Halle Morris, who committed to Duke University for swimming, says, “I felt relieved because I knew where I wanted to go and committed late September. I think it’s definitely a step up, I’m excited to meet new people and have the new swimmers push me to be my best self.” Makaela Keeve, who committed to Chico State University early senior year for volleyball, felt a mix of different emotions. “Despite wanting to go to this school, I felt anxious and nervous because it was a big decision to make. I’m definitely excited because it’s going to be new and interesting, but it’ll be a good experience as well as a learning experience.” Savannah Jones committed to Georgetown University for softball her sophomore year, and she explains that because the process began so early for her, she was able to finish all the requirements needed for admissions; thus, making the rest of high school smooth sailing.
These students were all introduced to their sport at some point in their youth, allowing them to pick up new skills as they grew over the years. Lomax Turner committed to Tufts University early senior year, and states that swimming was instantly something he loved as a kid, allowing him to realize that it was what he wanted to continue in college. He adds that it’s “a huge time commitment, but if you’re serious about it, it’s worth it.” Senior Nathaniel Cunnan, a swimmer on the Marin Pirates alongside Turner, recently committed to University of Pennsylvania. He describes the anticipation of getting a final answer and how nervous it made him. As soon as he got the call, he was ecstatic. “I was pretty nervous for two weeks before, and then when I did get in it was all over from there- I just thought ‘we’re into college now, we’re good’ so I felt a lot of relief.”
As a college athlete, look for the school that fits best with a good balance of sports, school, social life, and extracurricular activities. Lomax Turner explains that his process of picking schools was conflicting, but after two recruitment trips to Georgetown and Tufts University, the answer was clearer. “Division 3 is a lot more chill,” he states, “it’s more academics over swim, there is less competition [at Tufts] and it just seemed more my level.”
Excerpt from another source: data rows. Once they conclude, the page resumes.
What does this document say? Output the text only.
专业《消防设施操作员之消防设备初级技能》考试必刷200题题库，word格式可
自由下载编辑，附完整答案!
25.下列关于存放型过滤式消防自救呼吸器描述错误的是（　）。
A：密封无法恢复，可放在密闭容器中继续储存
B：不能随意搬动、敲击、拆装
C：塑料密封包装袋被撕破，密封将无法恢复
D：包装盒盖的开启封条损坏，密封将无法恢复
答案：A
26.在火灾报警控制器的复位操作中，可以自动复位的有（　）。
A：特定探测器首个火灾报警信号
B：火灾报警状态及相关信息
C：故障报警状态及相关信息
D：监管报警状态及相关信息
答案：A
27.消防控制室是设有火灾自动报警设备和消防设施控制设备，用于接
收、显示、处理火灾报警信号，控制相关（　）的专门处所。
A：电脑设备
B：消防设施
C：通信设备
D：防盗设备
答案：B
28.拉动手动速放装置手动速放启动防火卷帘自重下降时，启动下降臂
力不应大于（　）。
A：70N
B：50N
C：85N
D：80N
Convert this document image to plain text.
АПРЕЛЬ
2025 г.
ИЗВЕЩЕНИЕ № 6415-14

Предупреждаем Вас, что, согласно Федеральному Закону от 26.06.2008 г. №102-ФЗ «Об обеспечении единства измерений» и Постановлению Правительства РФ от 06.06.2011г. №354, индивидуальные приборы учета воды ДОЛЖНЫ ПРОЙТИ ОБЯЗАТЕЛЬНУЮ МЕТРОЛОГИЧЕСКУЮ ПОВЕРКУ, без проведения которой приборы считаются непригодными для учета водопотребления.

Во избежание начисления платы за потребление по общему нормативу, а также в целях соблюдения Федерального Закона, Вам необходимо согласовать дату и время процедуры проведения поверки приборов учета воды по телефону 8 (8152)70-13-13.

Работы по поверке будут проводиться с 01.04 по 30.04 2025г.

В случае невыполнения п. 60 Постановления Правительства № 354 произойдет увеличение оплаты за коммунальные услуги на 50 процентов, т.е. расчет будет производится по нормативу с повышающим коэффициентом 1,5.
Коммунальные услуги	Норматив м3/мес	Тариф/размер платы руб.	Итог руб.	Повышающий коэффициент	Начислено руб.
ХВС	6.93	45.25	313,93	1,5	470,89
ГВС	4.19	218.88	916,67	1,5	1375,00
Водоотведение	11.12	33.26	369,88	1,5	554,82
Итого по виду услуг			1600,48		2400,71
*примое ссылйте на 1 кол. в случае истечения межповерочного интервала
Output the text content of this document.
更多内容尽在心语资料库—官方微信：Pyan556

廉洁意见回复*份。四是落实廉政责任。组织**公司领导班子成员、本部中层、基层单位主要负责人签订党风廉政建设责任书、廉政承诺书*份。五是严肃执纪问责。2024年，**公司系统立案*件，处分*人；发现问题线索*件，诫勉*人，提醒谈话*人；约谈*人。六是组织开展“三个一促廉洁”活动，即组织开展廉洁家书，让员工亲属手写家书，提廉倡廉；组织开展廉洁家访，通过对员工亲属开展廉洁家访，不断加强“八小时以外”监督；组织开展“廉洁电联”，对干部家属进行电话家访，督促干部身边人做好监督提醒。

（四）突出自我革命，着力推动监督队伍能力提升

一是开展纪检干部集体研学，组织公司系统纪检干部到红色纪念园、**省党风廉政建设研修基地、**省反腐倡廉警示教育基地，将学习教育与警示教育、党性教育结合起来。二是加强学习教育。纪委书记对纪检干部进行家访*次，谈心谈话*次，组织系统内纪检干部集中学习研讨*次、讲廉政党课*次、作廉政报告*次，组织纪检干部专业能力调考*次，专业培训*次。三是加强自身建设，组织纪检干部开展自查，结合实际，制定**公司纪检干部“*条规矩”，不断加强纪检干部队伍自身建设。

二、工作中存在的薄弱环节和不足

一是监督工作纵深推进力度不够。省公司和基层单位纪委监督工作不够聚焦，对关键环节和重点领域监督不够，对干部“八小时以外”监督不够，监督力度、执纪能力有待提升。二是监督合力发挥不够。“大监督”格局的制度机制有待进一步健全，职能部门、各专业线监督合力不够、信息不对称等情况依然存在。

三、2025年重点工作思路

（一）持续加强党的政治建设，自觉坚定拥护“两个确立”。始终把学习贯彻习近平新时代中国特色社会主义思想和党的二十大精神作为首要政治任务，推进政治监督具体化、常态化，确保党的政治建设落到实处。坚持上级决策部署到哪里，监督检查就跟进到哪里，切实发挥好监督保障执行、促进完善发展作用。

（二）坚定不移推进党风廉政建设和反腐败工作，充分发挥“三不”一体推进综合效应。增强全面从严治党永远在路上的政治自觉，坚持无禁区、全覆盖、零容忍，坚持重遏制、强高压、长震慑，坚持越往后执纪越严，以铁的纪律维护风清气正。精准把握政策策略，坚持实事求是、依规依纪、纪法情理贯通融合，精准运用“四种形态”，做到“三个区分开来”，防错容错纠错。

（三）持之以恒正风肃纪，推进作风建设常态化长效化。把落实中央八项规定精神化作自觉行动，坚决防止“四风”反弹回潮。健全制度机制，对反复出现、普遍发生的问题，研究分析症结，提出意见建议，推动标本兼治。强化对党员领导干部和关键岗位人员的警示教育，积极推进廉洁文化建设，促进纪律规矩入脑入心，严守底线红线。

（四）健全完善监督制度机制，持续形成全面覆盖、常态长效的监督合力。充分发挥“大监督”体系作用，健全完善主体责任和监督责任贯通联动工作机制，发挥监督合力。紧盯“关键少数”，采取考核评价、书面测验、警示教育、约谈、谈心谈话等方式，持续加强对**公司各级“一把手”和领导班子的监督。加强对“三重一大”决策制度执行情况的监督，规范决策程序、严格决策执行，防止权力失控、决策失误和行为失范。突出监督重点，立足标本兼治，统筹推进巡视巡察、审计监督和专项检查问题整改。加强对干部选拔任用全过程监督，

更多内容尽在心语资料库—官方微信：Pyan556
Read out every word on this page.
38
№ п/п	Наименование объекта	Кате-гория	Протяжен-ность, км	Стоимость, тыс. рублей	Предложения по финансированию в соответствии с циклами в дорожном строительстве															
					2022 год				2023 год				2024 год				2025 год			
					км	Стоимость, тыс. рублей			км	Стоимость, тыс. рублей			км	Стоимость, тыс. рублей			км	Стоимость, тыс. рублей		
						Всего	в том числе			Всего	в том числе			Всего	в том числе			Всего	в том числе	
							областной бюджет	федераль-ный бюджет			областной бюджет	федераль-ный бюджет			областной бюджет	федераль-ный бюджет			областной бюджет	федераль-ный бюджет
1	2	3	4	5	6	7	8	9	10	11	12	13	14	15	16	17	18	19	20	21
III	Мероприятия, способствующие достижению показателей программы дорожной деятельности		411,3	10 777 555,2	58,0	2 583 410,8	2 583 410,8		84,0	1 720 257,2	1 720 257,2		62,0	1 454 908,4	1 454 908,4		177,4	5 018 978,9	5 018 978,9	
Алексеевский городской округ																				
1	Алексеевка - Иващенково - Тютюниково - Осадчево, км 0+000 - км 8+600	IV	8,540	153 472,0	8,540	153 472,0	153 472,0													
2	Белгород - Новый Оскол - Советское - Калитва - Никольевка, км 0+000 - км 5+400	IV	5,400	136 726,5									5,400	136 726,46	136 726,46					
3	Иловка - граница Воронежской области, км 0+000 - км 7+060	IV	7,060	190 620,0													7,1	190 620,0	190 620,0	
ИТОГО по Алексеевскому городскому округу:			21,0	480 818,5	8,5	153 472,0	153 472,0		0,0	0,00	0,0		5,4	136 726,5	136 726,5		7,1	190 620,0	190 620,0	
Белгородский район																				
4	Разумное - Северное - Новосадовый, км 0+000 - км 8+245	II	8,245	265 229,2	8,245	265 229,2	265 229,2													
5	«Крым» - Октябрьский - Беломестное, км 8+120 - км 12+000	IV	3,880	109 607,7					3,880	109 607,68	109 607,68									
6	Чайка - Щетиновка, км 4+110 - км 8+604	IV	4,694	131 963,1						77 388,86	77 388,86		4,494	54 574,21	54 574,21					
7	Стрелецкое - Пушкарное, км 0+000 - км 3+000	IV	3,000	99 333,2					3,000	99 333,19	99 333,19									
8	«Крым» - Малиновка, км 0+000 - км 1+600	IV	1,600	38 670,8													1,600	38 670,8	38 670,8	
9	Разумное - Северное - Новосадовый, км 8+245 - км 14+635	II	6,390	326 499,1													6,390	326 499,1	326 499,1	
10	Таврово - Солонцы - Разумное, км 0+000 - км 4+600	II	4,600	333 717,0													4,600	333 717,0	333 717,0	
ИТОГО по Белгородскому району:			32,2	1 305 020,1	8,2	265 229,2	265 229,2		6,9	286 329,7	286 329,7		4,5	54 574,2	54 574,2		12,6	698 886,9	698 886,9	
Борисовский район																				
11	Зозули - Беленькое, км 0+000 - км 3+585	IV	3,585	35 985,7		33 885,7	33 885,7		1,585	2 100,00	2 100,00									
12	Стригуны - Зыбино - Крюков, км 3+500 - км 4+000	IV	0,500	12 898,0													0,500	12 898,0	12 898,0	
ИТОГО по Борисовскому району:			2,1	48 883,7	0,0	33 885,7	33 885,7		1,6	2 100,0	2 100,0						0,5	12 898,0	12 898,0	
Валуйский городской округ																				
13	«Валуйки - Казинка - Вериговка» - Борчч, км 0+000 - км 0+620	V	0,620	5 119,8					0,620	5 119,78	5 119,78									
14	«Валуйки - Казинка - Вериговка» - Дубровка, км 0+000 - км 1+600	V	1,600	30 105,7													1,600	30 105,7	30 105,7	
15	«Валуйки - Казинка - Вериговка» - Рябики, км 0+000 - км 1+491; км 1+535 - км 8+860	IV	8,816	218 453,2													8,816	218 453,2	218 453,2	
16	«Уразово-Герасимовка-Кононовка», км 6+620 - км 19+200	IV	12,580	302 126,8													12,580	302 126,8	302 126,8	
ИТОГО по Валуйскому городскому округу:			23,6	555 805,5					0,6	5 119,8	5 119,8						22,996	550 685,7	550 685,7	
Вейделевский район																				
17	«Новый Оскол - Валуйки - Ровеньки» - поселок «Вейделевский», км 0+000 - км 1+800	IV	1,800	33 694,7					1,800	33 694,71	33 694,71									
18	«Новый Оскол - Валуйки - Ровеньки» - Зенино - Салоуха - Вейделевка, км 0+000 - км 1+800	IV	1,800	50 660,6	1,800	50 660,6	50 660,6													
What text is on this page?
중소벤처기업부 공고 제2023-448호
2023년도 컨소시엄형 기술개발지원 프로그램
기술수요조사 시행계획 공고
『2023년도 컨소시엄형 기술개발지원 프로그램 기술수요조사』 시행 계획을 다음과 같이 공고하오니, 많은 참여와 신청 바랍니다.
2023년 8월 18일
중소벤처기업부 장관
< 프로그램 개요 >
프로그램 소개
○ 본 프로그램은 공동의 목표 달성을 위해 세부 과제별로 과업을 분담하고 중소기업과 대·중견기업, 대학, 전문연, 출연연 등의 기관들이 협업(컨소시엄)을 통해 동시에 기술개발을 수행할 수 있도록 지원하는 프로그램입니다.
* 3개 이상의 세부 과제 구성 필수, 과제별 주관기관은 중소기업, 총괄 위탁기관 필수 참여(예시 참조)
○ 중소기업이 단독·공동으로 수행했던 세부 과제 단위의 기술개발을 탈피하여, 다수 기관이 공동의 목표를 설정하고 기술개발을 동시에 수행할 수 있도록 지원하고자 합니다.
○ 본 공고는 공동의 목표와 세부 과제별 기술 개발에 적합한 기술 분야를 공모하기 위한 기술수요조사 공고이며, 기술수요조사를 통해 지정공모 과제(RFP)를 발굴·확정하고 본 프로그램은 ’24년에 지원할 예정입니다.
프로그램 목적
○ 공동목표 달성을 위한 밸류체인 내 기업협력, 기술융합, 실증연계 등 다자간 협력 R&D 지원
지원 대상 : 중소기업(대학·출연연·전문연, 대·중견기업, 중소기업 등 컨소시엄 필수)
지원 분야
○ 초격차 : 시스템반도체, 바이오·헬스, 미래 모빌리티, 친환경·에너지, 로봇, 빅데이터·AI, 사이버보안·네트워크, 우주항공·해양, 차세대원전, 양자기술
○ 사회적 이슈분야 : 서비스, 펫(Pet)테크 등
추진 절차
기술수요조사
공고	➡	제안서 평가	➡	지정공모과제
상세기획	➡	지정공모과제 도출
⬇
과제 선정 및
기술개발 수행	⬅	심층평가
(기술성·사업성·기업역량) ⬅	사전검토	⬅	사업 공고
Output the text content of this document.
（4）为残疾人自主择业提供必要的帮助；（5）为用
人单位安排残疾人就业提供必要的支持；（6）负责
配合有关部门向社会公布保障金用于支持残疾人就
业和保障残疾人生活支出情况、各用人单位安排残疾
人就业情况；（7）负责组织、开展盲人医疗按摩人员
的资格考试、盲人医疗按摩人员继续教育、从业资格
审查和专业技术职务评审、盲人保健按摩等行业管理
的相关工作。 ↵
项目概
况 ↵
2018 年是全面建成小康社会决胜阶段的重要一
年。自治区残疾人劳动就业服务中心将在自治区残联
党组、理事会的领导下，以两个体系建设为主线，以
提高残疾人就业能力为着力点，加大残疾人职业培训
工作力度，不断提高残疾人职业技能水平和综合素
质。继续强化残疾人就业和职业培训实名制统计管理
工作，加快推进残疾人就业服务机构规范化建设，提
Starting a sport young plays a key role because it allows one to grow in the sport, and later realize if it is something worth doing for more time. By the time high school rolls around, athletes are prepared for the effort to put into the college recruitment process. Makaela Keeve advises, “Keep your grades up, and definitely prepare early. Don’t expect things to just fall into your lap. You have to go out and create your own opportunities, and motivate yourself to be a better person.” Playing a sport in college requires a lot of time and effort, but for the dedicated athletes out there who love their sport, putting in all the work will be completely worth it.